Cop-fueled paranoia about 3 Musketeers bars with razor blades or LSD tabs stuffed inside is no substitute for this. Weird Candy wears its strangeness right out in the open, on its alarmingly unaccountable packaging; a haunted-house ride, after all, does not try to disguise itself as a normal residence, and Halloween does not masquerade as an un-scary day. Razor-candy propaganda is about the basic police-state work of making you afraid of what isn't strange; Weird Candy, like Halloween itself, is about learning to recognize and wring joy from what is.

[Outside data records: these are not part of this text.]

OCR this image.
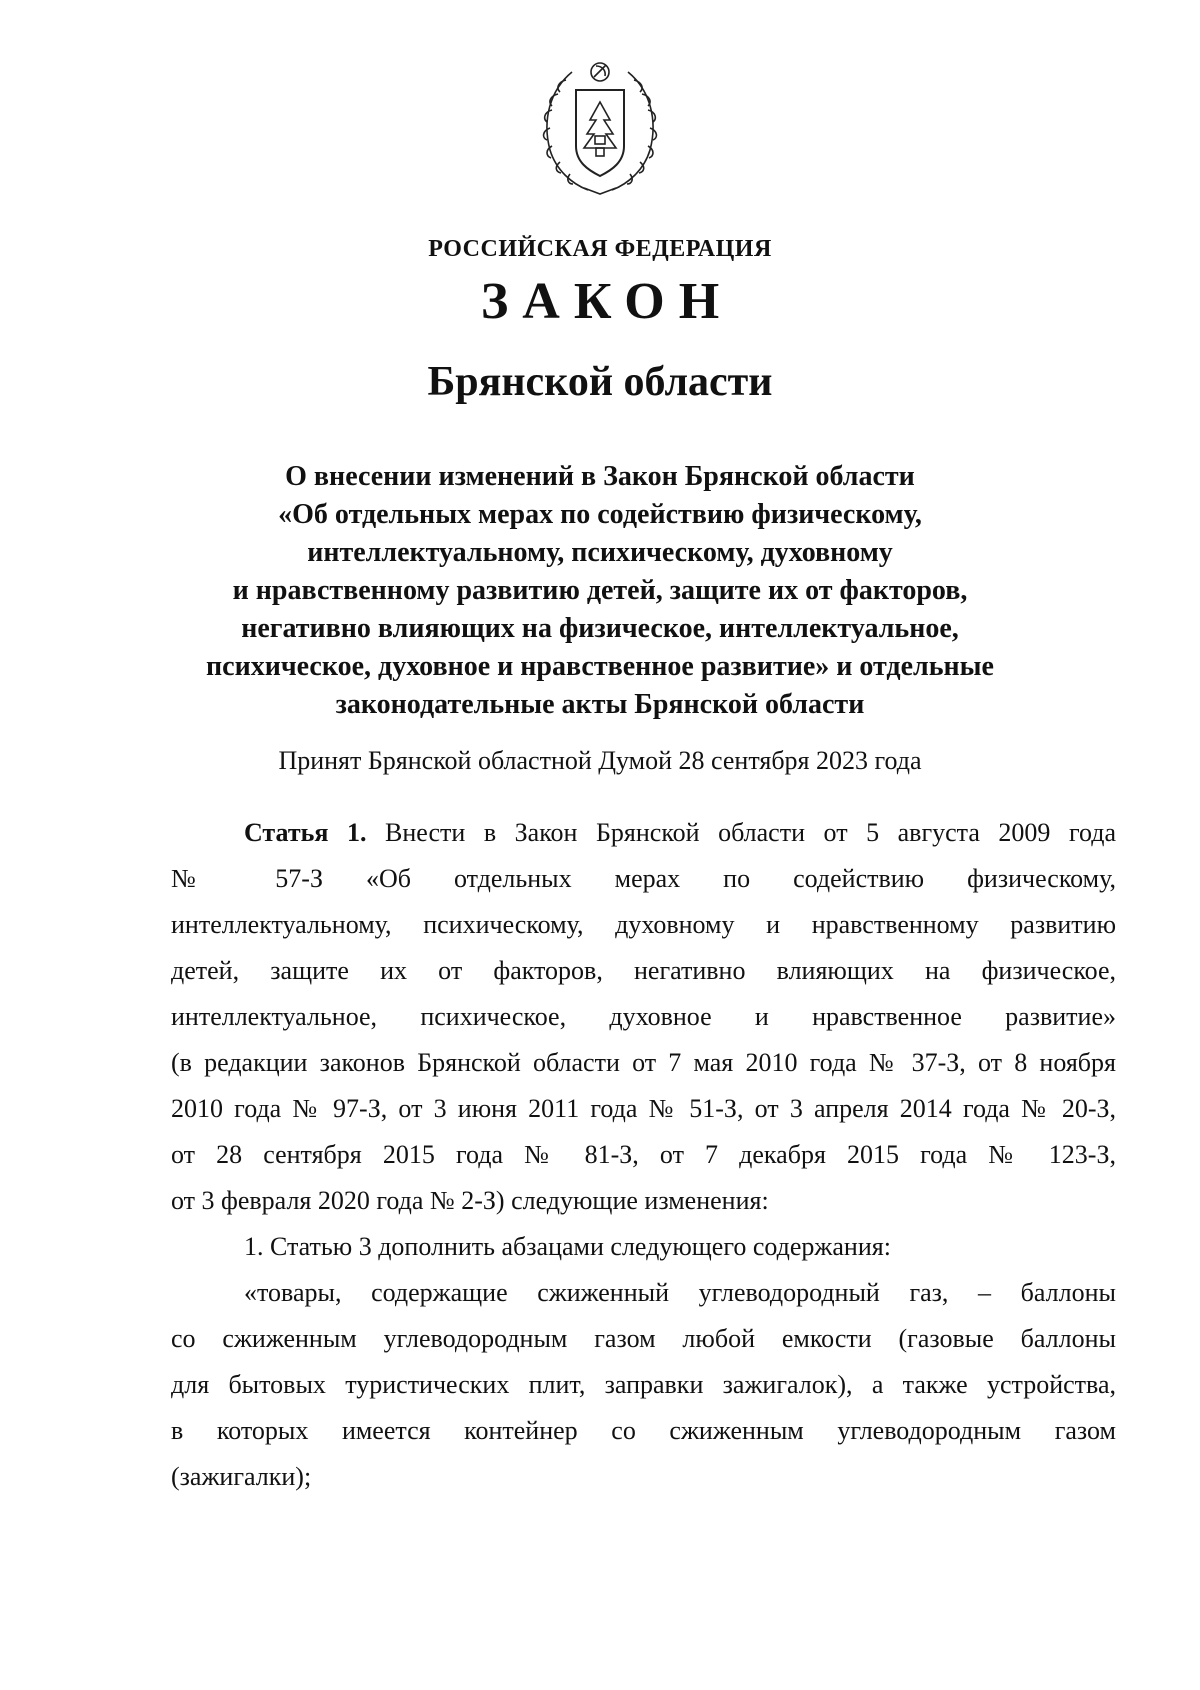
РОССИЙСКАЯ ФЕДЕРАЦИЯ
ЗАКОН
Брянской области
О внесении изменений в Закон Брянской области
«Об отдельных мерах по содействию физическому,
интеллектуальному, психическому, духовному
и нравственному развитию детей, защите их от факторов,
негативно влияющих на физическое, интеллектуальное,
психическое, духовное и нравственное развитие» и отдельные
законодательные акты Брянской области
Принят Брянской областной Думой 28 сентября 2023 года
Статья 1. Внести в Закон Брянской области от 5 августа 2009 года
№ 57-З «Об отдельных мерах по содействию физическому,
интеллектуальному, психическому, духовному и нравственному развитию
детей, защите их от факторов, негативно влияющих на физическое,
интеллектуальное, психическое, духовное и нравственное развитие»
(в редакции законов Брянской области от 7 мая 2010 года № 37-З, от 8 ноября
2010 года № 97-З, от 3 июня 2011 года № 51-З, от 3 апреля 2014 года № 20-З,
от 28 сентября 2015 года № 81-З, от 7 декабря 2015 года № 123-З,
от 3 февраля 2020 года № 2-З) следующие изменения:
1. Статью 3 дополнить абзацами следующего содержания:
«товары, содержащие сжиженный углеводородный газ, – баллоны
со сжиженным углеводородным газом любой емкости (газовые баллоны
для бытовых туристических плит, заправки зажигалок), а также устройства,
в которых имеется контейнер со сжиженным углеводородным газом
(зажигалки);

The Halloween bag filled with name-brand junk is a natural fit with the gross practice of taking kids trick-or-treating in the middle of the damn afternoon, when the sun is still up. Disgusting! This is supposed to be the damn scary holiday! It is for encountering fright, which is not in itself a bad thing but actually a good thing, a healthful response to a human condition with danger and mystery in it, as laughter is for absurdity and crying is for loss. The variety bag of famous candies is the insistence—the cynical, deranging, dismally American insistence—that through the powers of capitalism the world can and must be paved into a place without mystery and thus without fright, which like so much else about American life is actually just pants-pissing cowardice disguised as strength. All of which is to say that the variety bag is fascist to its core.
Bring back Weird Candies! No I am absolutely not talking about Fun Dip.